Em reunião plenária na sede da Liga Independente das Escolas de Samba (Liesa), na noite desta quarta-feira, o presidente Jorge Castanheira revelou que três agremiações informaram que decidiram voltar atrás e mudar o voto favorável a manutenção da Imperatriz Leopoldinense no Grupo Especial. Porém, a decisão final só poderá acontecer após a realização de uma assembleia geral na Liesa, que ainda precisa cumprir os trâmites que vão ser definidos pelo setor jurídico.
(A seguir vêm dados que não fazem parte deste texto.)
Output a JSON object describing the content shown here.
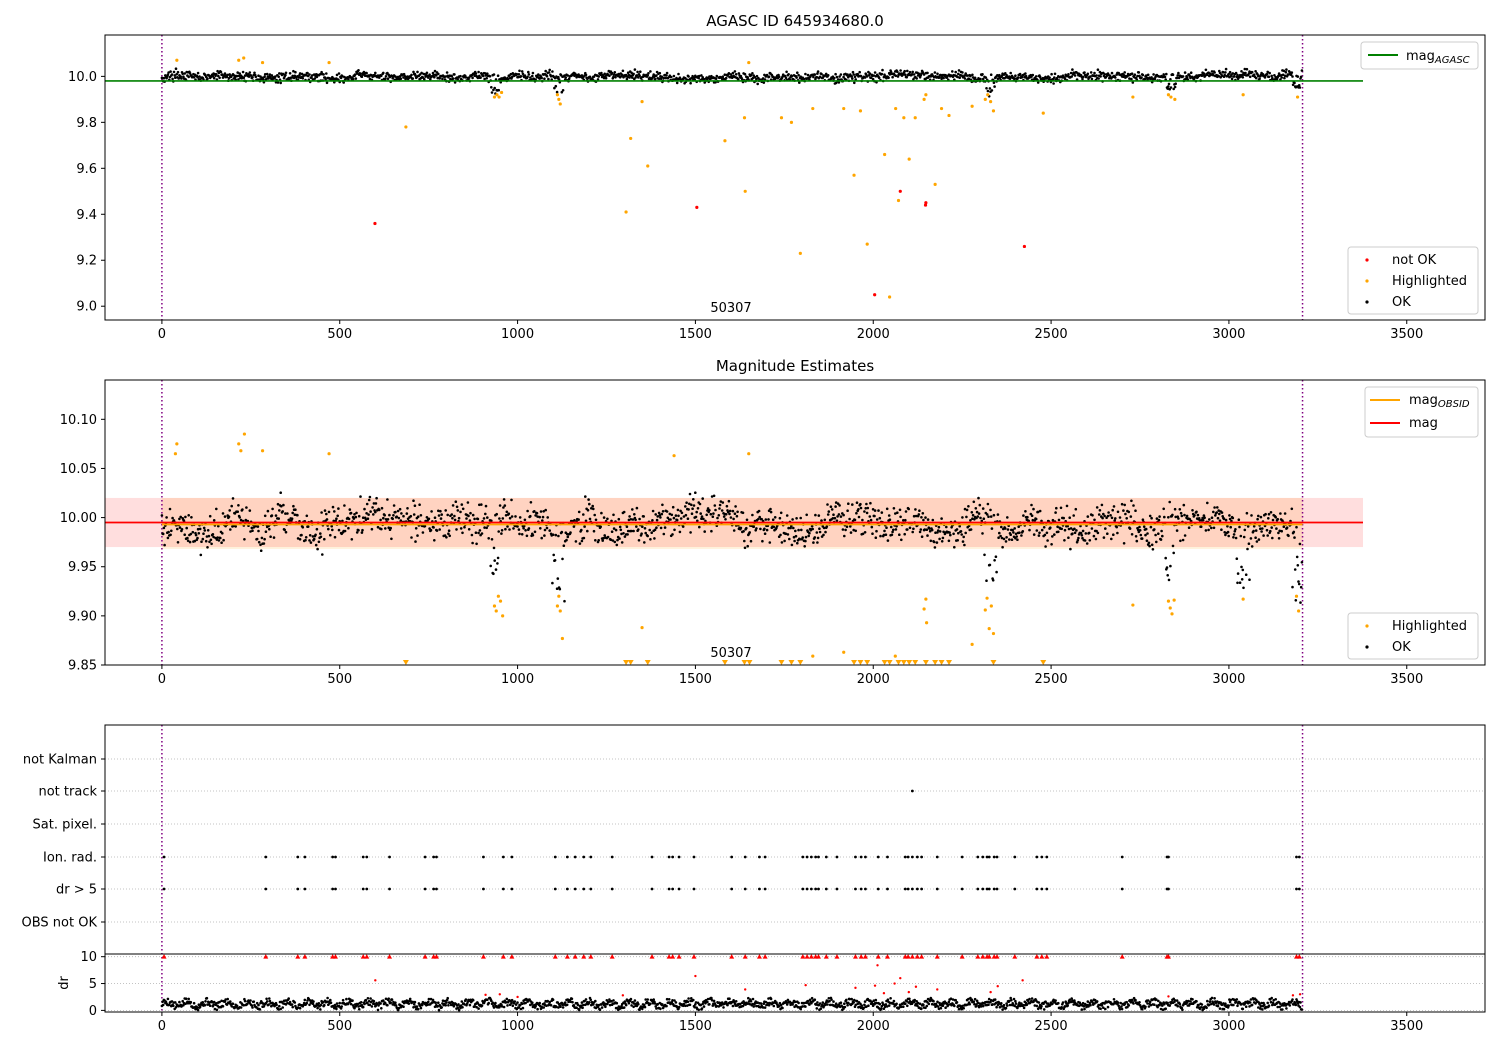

“É uma questão jurídica (rebaixamento ou não da Imperatriz). Houve a desistência de três agremiações: Unidos da Tijuca, Paraíso do Tuiuti e União da Ilha. Elas solicitaram que os votos fosse alterados em razão da repercussão, todas dificuldades e que não viesse atrapalhar o carnaval do Rio de Janeiro. Temos que analisar como será isso na prática e ver o posicionamento do Ministério Público. Dependemos de prazo e fazer um edital específico para convocar nova assembleia. Vou verificar isso com o nosso departamento jurídico toda questão estatutária”, afirmou Castanheira.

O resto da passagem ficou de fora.